China está a usar a maior operação de desinformação online do mundo para assediar os americanos, revela análise da CNN

CNN , Donie O'Sullivan, Curt Devine e Allison Gordon
14 nov 2023, 13:00
Xi Jinping cumprimenta os jornalistas estrangeiros no Grande Salão do Povo, em Pequim, a 23 de outubro de 2022, depois de ter garantido um terceiro mandato no poder que veio quebrar as normas. Lintao ZhangGetty Images

INVESTIGAÇÃO CNN || Operações organizadas em rede e em massa para desacreditar - e ameaçar - críticos de Pequim.

O governo chinês criou a maior operação de desinformação online do mundo e está a utilizá-la para assediar residentes, políticos e empresas dos EUA - por vezes ameaçando os seus alvos com violência, segundo uma análise da CNN de documentos judiciais e revelações públicas de empresas de redes sociais.

A investida de ataques - muitas vezes de natureza vil e profundamente pessoal - faz parte de uma campanha do governo chinês de intimidação, bem organizada e cada vez mais descarada, dirigida a pessoas nos Estados Unidos, segundo os documentos.

O Departamento de Estado dos EUA afirma que as tácticas fazem parte de um esforço multimilionário mais amplo para moldar o ambiente de informação do mundo e silenciar os críticos de Pequim, que se expandiu sob o presidente Xi Jinping.
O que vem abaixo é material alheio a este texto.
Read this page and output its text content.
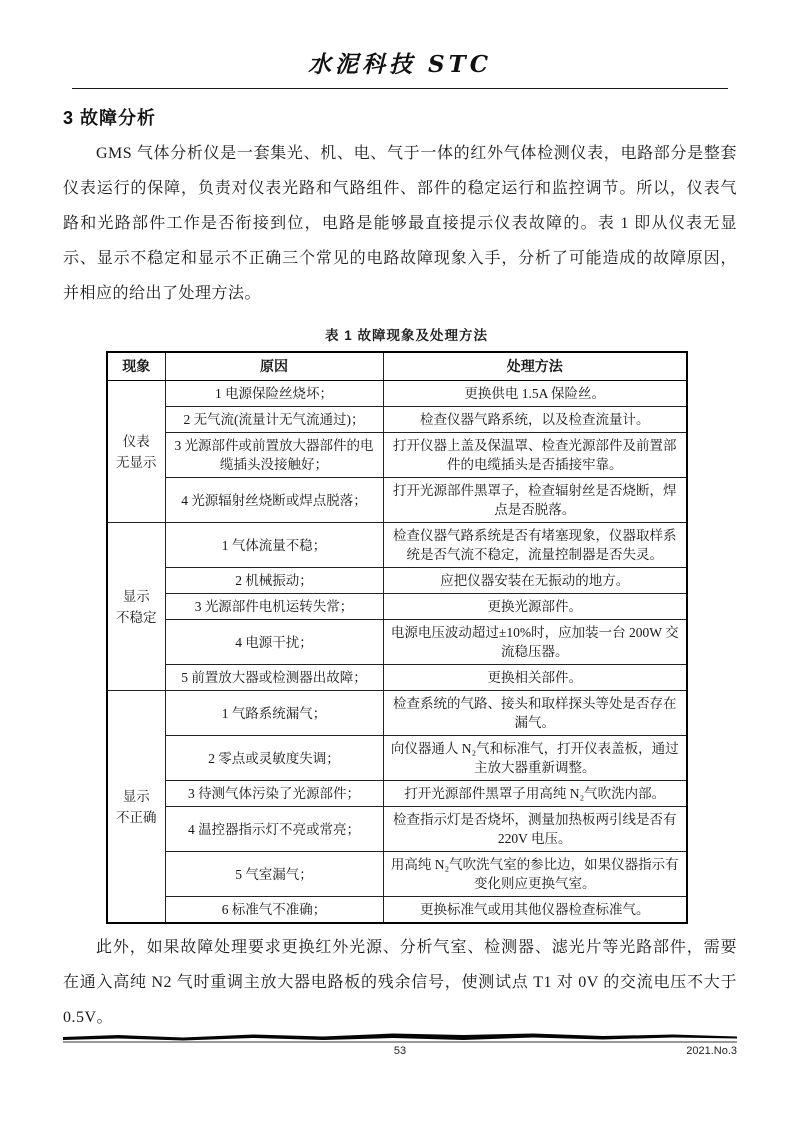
水泥科技 STC
3 故障分析

GMS 气体分析仪是一套集光、机、电、气于一体的红外气体检测仪表，电路部分是整套仪表运行的保障，负责对仪表光路和气路组件、部件的稳定运行和监控调节。所以，仪表气路和光路部件工作是否衔接到位，电路是能够最直接提示仪表故障的。表 1 即从仪表无显示、显示不稳定和显示不正确三个常见的电路故障现象入手，分析了可能造成的故障原因，并相应的给出了处理方法。

表 1 故障现象及处理方法
现象	原因	处理方法
仪表
无显示	1 电源保险丝烧坏；	更换供电 1.5A 保险丝。
	2 无气流(流量计无气流通过)；	检查仪器气路系统，以及检查流量计。
	3 光源部件或前置放大器部件的电缆插头没接触好；	打开仪器上盖及保温罩、检查光源部件及前置部件的电缆插头是否插接牢靠。
	4 光源辐射丝烧断或焊点脱落；	打开光源部件黑罩子，检查辐射丝是否烧断，焊点是否脱落。
显示
不稳定	1 气体流量不稳；	检查仪器气路系统是否有堵塞现象，仪器取样系统是否气流不稳定，流量控制器是否失灵。
	2 机械振动；	应把仪器安装在无振动的地方。
	3 光源部件电机运转失常；	更换光源部件。
	4 电源干扰；	电源电压波动超过±10%时，应加装一台 200W 交流稳压器。
	5 前置放大器或检测器出故障；	更换相关部件。
显示
不正确	1 气路系统漏气；	检查系统的气路、接头和取样探头等处是否存在漏气。
	2 零点或灵敏度失调；	向仪器通人 N₂气和标准气，打开仪表盖板，通过主放大器重新调整。
	3 待测气体污染了光源部件；	打开光源部件黑罩子用高纯 N₂气吹洗内部。
	4 温控器指示灯不亮或常亮；	检查指示灯是否烧坏，测量加热板两引线是否有 220V 电压。
	5 气室漏气；	用高纯 N₂气吹洗气室的参比边，如果仪器指示有变化则应更换气室。
	6 标准气不准确；	更换标准气或用其他仪器检查标准气。

此外，如果故障处理要求更换红外光源、分析气室、检测器、滤光片等光路部件，需要在通入高纯 N2 气时重调主放大器电路板的残余信号，使测试点 T1 对 0V 的交流电压不大于 0.5V。

53	2021.No.3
Na quarta-feira, o Presidente Biden deverá encontrar-se com Xi numa cimeira em São Francisco.

As vítimas enfrentam um bombardeamento de dezenas de milhares de publicações nas redes sociais que os chamam de traidores, cães e insultos racistas e homofóbicos. Dizem que tudo isto faz parte de um esforço para as levar a um estado de medo e paranoia constantes.

Muitas vezes, estas vítimas não sabem para onde se virar. Algumas falaram com as autoridades policiais, incluindo o FBI - mas pouco foi feito. Embora as empresas tecnológicas e de redes sociais tenham encerrado milhares de contas dirigidas a estas vítimas, são ultrapassadas por uma série de novas contas que surgem praticamente todos os dias.

Conhecida como "Spamouflage" ou "Dragonbridge", a rede de centenas de milhares de contas espalhadas por todas as principais plataformas de redes sociais não só assediou americanos que criticaram o Partido Comunista Chinês, como também procurou desacreditar políticos dos EUA, denegrir empresas americanas em desacordo com os interesses da China e sequestrar conversas online em todo o mundo que pudessem retratar o PCC de forma negativa.

Investigadores privados têm seguido a rede desde a sua descoberta há mais de quatro anos, mas só nos últimos meses é que os procuradores federais e a empresa-mãe do Facebook, a Meta, concluíram publicamente que a operação tem ligações à polícia chinesa.

A Meta anunciou em agosto que tinha retirado um conjunto de quase 8.000 contas atribuídas a este grupo só no segundo trimestre de 2023. A Google, que detém o YouTube, disse à CNN que tinha encerrado mais de 100 mil contas associadas nos últimos anos, enquanto o X, anteriormente conhecido como Twitter, bloqueou centenas de milhares de contas chinesas "apoiadas pelo Estado" ou "ligadas ao Estado", de acordo com blogues da empresa.

Ainda assim, dado o custo relativamente baixo de tais operações, os especialistas que monitorizam a desinformação alertam para o facto de o governo chinês continuar a utilizar estas tácticas para tentar aproximar as discussões online da narrativa preferida do PCC, o que frequentemente implica tentar minar os EUA e os valores democráticos.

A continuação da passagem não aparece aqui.